I have been using Pagure quite intensively recently and the one thing I miss the most compared to GitHub is some sort of continuous integration. I just want to see the green check appear on my pull requests.
There is a not-very-advertised Jenkins server used for Fedora Infrastructure.
The project I’m working on primarily, Pungi, has a couple unit tests that are
run there after every push to master or some other long-lived branch.
This is a nice start, but leads to problems when new contributors submit their pull requests. Unless someone runs the tests manually, we won’t know if they break.
As it turns out, it is quite possible to roll your own service to integrate the two.
Apply mutagen to Jenkins
Step one on my journey to having CI was to customize the Jenkins job definition to be able to merge pull requests from any repository.
To be able to do so, I added two parameters. One is for the URL to the remote repository, the other for the branch.
These parameters are available as environment variables in the script that runs the tests. This snippet will add the repo with changes to be tested as a remote and merge the proposed branch on top of master.
if [ -n "$REPO" -a -n "$BRANCH" ]; then
git remote rm proposed || true
git remote add proposed "$REPO"
git fetch proposed
git checkout origin/master
git merge --no-ff "proposed/$BRANCH" -m "Merge PR"
fiLast part of the Jenkins change is allowing remotely triggered builds. To do
this, it is necessary to set up an authentication token. Triggering a build is
then a simple HTTP POST request with a
?cause=203&REPO=https://example.com/repo.git&BRANCH=merge-this-plz&token=BEEFCAFE.
The cause part is used to keep track of the pull request in question. It will
come in handy later.
Since we need to get information about the builds in some way, it is necessary to enable sending messages to Fedmsg as a post-build action.
Supercharge Pagure configuration
The configuration on Pagure side is not that complicated. All that needs to be done is enable Fedmsg integration and set up an API key. This key needs to be able to post comments to pull requests.
One integration point to bind them all
The last part is to run a service that will listen to the messaging bus and trigger actions as needed. When it hears about new or changed pull request, it should trigger a build in Jenkins. When a build finishes (and is actually a build that verified a pull request), a comment with details should be posted to proper place.
I put the code to do exactly this into a poor-man-ci repo on Pagure.
I have deployed this thing on my VPS and so far it seems to be working quite well. Open infrastructure for the win!
Implementation details
The service is based on the pdc-updater model. There is a consumer running as
part of fedmsg-hub. It subscribes to three topics: one from Jenkins, one for
new pull requests on Pagure and one for comments on existing pull requests.
As far as I could tell, Pagure does not send a separate message when pull request is updated or rebased. It does however add a comment with this information.

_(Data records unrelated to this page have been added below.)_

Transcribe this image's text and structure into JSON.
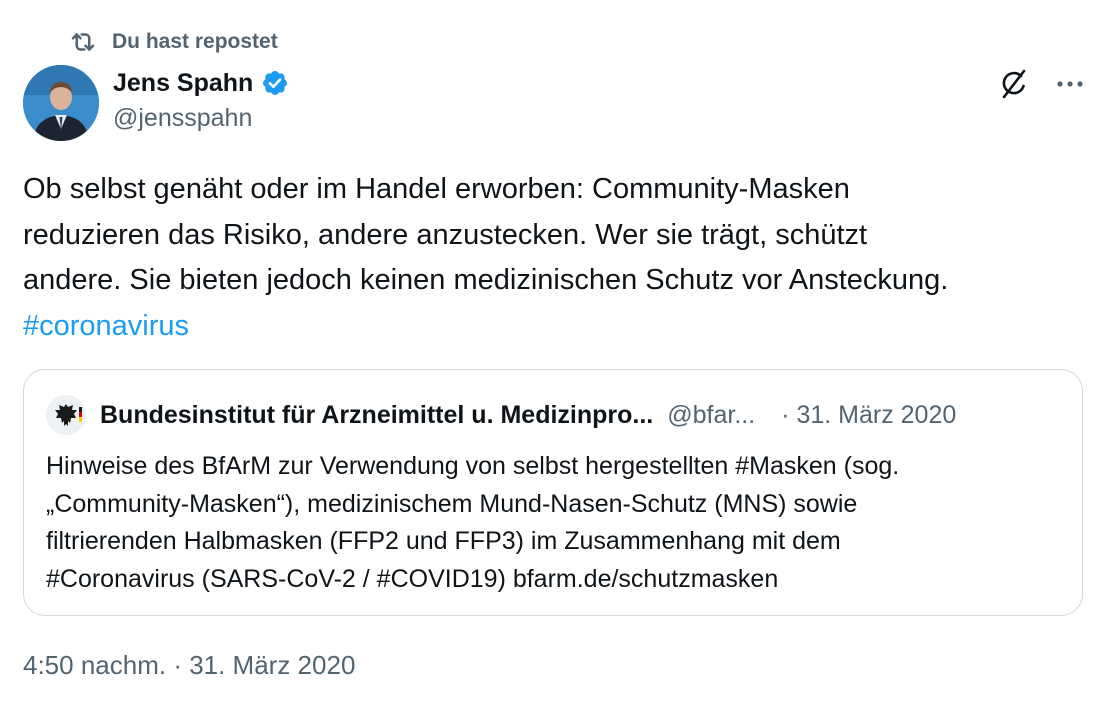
{
  "repost": {
    "label": "Du hast repostet",
    "icon": "repost-icon"
  },
  "author": {
    "name": "Jens Spahn",
    "handle": "@jensspahn",
    "verified": true,
    "verified_color": "#1d9bf0",
    "avatar": "avatar-photo"
  },
  "actions": {
    "grok_icon": "grok-icon",
    "more_icon": "more-icon"
  },
  "tweet": {
    "lines": [
      "Ob selbst genäht oder im Handel erworben: Community-Masken",
      "reduzieren das Risiko, andere anzustecken. Wer sie trägt, schützt",
      "andere. Sie bieten jedoch keinen medizinischen Schutz vor Ansteckung."
    ],
    "hashtag": "#coronavirus",
    "hashtag_color": "#1d9bf0"
  },
  "quoted": {
    "avatar": "federal-eagle-logo",
    "name": "Bundesinstitut für Arzneimittel u. Medizinpro...",
    "handle": "@bfar...",
    "date": "· 31. März 2020",
    "lines": [
      "Hinweise des BfArM zur Verwendung von selbst hergestellten #Masken (sog.",
      "„Community-Masken“), medizinischem Mund-Nasen-Schutz (MNS) sowie",
      "filtrierenden Halbmasken (FFP2 und FFP3) im Zusammenhang mit dem",
      "#Coronavirus (SARS-CoV-2 / #COVID19) bfarm.de/schutzmasken"
    ]
  },
  "timestamp": "4:50 nachm. · 31. März 2020",
  "colors": {
    "text": "#0f1419",
    "secondary": "#536471",
    "border": "#cfd9de"
  }
}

When a message from Pagure is received, the contents must be examined to determine if a build should be triggered. For new pull requests this is completely straightforward. For the update part we need to check if the last comment is one of the known strings and if the pull request is still open.
Messages from Jenkins are a lot simpler. In fact they don’t contain pretty much anything but the build number. This is where python-jenkins comes into play. It is a library on top of Jenkins API which makes it relatively easy to get more details about the build. The only part I was interested in was the result (this is actually in the message directly) and the note with pull request number.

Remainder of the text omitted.